Eppure costoro strillano lo stesso di “invasione” e di “emergenza”. Lo ha fatto anche il “progressista” Conte, anche lui in passerella elettorale a Lampedusa, ribadendo di essere contrario allo Ius soli (dare la cittadinanza a chi nasce in Italia da genitori stranieri, ndr) e che “il blocco navale è una presa in giro, ma non possiamo neanche dire oggi agli italiani che noi possiamo accogliere tutti i migranti”. Aggiungendo inoltre che “bisogna lavorare nei Paesi di transito e di origine, con l'intelligence. Potremmo usare ambasciate europee per scrutinare le domande”. Il che costituisce in definitiva un appoggio alla strategia antimigranti di Meloni.

Meloni invoca dall'Onu la guerra ai migranti
Mentre agita insieme a Salvini la bandiera “identitaria” contro Francia e Germania, Meloni rilancia anche sulla sua politica di accordi mercenari con i governi dittatoriali nord africani (Tunisia, Algeria, Libia, Egitto) per fare da carcerieri in cambio di soldi tenendo bloccati i migranti nei lager o respingendoli verso il deserto, impedendo loro di imbarcarsi o riportandoli a terra. O anche accettando che lo facciano le navi militari europee di una nuova “missione Sophia” nelle loro acque territoriali (perché in quelle internazionali non lo potrebbero fare se i migranti chiedono lo status di rifugiati, dato che quei paesi non sono considerati “porti sicuri”).

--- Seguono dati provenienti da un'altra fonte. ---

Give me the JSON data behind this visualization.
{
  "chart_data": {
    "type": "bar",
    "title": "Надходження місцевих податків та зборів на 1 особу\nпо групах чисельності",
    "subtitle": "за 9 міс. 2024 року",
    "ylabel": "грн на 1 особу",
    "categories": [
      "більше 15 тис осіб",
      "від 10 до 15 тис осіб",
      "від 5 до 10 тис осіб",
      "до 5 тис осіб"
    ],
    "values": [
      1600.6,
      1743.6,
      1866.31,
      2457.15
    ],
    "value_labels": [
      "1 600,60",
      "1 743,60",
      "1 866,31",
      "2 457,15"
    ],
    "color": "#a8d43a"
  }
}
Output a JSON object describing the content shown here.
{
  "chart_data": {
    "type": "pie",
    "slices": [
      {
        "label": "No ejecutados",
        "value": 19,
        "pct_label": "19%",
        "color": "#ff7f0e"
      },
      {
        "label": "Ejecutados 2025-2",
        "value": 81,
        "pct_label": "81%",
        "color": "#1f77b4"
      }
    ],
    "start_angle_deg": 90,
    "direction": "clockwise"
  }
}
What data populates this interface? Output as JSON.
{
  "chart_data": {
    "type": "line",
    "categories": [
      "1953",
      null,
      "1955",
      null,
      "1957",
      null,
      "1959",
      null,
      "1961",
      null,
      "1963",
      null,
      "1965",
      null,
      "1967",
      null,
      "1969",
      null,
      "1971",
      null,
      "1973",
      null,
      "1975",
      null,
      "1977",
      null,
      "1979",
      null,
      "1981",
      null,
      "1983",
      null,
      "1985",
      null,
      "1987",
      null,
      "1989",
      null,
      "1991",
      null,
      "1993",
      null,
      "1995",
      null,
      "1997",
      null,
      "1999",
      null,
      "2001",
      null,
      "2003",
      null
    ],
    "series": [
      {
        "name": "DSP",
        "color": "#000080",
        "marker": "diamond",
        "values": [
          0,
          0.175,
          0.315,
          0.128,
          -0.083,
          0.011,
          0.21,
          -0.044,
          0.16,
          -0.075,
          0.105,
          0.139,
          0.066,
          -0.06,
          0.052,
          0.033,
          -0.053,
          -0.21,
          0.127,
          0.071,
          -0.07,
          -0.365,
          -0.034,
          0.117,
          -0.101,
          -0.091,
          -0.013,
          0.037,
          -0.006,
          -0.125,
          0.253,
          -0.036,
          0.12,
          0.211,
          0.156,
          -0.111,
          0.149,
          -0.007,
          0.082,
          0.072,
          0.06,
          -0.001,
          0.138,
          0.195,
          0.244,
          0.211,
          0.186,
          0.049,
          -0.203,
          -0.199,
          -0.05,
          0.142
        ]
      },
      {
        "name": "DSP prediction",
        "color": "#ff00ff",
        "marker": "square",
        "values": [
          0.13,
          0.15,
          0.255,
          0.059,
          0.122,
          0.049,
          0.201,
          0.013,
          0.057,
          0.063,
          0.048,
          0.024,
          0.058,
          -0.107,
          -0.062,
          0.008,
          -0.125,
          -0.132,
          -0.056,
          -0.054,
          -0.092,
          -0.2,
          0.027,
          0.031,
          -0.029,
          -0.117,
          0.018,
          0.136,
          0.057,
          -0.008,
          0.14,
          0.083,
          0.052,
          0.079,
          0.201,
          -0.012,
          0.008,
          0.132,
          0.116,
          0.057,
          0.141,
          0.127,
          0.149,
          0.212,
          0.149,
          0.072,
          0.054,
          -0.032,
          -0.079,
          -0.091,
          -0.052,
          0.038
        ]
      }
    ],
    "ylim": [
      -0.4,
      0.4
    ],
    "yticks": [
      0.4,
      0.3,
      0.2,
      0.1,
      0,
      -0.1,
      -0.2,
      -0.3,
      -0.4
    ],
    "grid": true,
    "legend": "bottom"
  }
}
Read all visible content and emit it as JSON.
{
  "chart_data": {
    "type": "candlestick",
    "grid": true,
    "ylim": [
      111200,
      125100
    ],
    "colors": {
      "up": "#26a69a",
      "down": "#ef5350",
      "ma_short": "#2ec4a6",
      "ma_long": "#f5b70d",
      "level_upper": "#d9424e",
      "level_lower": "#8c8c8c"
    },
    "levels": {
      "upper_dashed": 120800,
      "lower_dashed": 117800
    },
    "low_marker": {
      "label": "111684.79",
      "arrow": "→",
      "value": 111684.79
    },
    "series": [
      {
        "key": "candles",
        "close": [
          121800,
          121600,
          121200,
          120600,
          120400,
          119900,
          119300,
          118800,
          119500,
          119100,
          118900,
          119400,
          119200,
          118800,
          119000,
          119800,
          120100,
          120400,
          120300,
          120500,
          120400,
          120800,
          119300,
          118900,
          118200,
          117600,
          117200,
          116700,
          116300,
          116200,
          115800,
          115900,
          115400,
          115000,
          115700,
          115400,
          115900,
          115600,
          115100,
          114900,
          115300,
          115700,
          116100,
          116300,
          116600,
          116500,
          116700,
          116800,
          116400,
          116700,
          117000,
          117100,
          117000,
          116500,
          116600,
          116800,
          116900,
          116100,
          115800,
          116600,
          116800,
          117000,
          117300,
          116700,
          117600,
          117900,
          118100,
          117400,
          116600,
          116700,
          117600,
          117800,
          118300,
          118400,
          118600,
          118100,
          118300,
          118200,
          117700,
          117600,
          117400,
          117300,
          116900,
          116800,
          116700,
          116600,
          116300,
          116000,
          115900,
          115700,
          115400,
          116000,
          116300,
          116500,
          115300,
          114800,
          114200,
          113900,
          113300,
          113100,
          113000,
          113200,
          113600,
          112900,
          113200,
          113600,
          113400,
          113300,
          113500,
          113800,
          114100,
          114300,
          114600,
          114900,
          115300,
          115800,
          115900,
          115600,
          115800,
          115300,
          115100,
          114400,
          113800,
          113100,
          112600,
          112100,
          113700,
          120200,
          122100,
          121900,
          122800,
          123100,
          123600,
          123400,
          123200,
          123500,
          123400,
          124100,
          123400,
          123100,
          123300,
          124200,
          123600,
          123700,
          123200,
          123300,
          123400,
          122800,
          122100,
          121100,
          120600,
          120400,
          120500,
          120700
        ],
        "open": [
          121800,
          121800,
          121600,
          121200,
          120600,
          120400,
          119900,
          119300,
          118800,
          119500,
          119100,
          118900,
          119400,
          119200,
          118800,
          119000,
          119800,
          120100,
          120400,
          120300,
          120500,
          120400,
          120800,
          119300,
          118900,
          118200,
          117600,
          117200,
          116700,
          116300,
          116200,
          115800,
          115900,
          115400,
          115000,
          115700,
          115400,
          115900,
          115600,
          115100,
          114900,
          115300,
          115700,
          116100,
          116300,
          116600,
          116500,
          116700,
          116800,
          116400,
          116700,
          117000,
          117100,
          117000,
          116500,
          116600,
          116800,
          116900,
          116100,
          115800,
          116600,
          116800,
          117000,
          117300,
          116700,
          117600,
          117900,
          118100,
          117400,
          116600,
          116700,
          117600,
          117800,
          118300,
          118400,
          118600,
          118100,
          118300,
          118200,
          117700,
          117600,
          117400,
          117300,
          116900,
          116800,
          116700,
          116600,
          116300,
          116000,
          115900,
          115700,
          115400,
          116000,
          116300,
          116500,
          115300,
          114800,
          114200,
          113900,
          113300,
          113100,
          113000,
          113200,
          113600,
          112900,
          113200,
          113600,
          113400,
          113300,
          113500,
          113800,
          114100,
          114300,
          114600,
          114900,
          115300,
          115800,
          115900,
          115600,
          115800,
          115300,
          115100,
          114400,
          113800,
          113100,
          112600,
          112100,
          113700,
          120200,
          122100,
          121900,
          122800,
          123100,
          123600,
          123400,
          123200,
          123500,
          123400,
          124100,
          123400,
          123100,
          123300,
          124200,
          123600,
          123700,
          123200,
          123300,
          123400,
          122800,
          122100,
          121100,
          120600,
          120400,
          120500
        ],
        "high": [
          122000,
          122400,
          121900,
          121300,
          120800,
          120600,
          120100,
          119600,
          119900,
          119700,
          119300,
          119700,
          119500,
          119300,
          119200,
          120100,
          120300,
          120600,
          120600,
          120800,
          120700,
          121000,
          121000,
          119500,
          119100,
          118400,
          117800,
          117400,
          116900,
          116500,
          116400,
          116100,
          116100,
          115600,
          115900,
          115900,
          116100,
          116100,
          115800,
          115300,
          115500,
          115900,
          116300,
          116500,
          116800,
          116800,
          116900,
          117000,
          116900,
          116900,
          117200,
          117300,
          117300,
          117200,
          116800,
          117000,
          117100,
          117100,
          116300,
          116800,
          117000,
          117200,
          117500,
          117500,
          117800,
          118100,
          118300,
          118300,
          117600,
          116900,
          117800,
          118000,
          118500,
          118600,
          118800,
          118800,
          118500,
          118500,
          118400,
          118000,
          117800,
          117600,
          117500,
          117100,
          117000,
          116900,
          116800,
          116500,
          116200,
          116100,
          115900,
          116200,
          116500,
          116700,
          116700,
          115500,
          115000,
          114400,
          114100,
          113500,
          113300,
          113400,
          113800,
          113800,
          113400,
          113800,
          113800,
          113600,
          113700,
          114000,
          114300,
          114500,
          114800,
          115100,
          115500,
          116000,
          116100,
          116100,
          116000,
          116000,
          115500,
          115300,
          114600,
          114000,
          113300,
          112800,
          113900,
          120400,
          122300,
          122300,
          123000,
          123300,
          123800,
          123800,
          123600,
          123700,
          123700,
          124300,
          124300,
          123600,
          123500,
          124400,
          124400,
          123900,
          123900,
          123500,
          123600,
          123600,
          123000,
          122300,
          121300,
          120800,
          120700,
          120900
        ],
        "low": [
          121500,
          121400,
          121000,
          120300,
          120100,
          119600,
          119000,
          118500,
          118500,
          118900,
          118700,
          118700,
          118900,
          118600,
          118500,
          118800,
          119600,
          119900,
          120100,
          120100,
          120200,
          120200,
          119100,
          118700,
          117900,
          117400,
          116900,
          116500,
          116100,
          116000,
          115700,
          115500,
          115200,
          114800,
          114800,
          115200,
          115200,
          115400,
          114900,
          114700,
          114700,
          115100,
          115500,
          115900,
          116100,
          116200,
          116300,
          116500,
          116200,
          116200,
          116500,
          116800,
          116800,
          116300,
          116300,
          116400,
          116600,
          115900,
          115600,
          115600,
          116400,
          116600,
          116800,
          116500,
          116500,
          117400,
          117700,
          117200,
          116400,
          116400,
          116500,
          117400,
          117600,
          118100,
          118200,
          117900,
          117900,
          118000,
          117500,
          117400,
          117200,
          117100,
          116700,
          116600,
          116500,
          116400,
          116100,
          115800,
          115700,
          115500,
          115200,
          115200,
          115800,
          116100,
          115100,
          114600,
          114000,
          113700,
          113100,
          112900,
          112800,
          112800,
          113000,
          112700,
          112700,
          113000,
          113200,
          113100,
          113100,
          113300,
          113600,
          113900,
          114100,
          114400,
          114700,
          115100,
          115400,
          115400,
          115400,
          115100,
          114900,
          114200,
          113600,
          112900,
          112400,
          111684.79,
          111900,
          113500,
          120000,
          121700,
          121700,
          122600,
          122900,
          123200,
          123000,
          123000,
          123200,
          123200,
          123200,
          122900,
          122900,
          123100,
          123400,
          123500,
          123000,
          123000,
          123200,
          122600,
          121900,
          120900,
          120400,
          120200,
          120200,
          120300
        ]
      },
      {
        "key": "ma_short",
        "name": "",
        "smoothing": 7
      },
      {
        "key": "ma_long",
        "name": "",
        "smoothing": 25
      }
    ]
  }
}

La premier neofascista cerca non solo la sponda europea a questa sua politica, ma persino quella dell'Onu, come ha dimostrato col discorso che ha tenuto all'Assemblea delle Nazioni Unite e con i diversi incontri bilaterali che ha avuto con alcuni capi di governo Africani. Un discorso tutto incentrato sull'attacco all'“ipocrisia” dell'accoglienza e della solidarietà ai migranti, a cui ha contrapposto l'esortazione a “dichiarare una guerra globale e senza sconti ai trafficanti di esseri umani”; ove dietro il concetto di “guerra ai trafficanti” maschera il suo vero intento di fare la guerra ai migranti, che però non può dichiarare come tale.
Il suo obiettivo è infatti quello di convincere l'Onu a istituire, attraverso le sue organizzazioni umanitarie, dei campi di concentramento nei paesi di partenza e di transito dei migranti per vagliare sul posto chi ha diritto alla protezione umanitaria e rispedire indietro tutti gli altri, così da levare le castagne sul fuoco all'Italia e al resto dell'Europa. E comunque avere dalle istituzioni internazionali via libera legale e appoggio concreto, anche finanziario, alla sua politica di accordi coi governi africani per bloccare le partenze dei migranti e facilitare i rimpatri. E magari anche alle infami deportazioni forzate dietro compenso, sul modello applicato dal premier inglese Sunak con l'Uganda, che Meloni ha tanto lodato nella sua visita nel Regno Unito. A sondare infatti questa possibilità è servito probabilmente il suo abboccamento col presidente ugandese Kagame al Palazzo di vetro.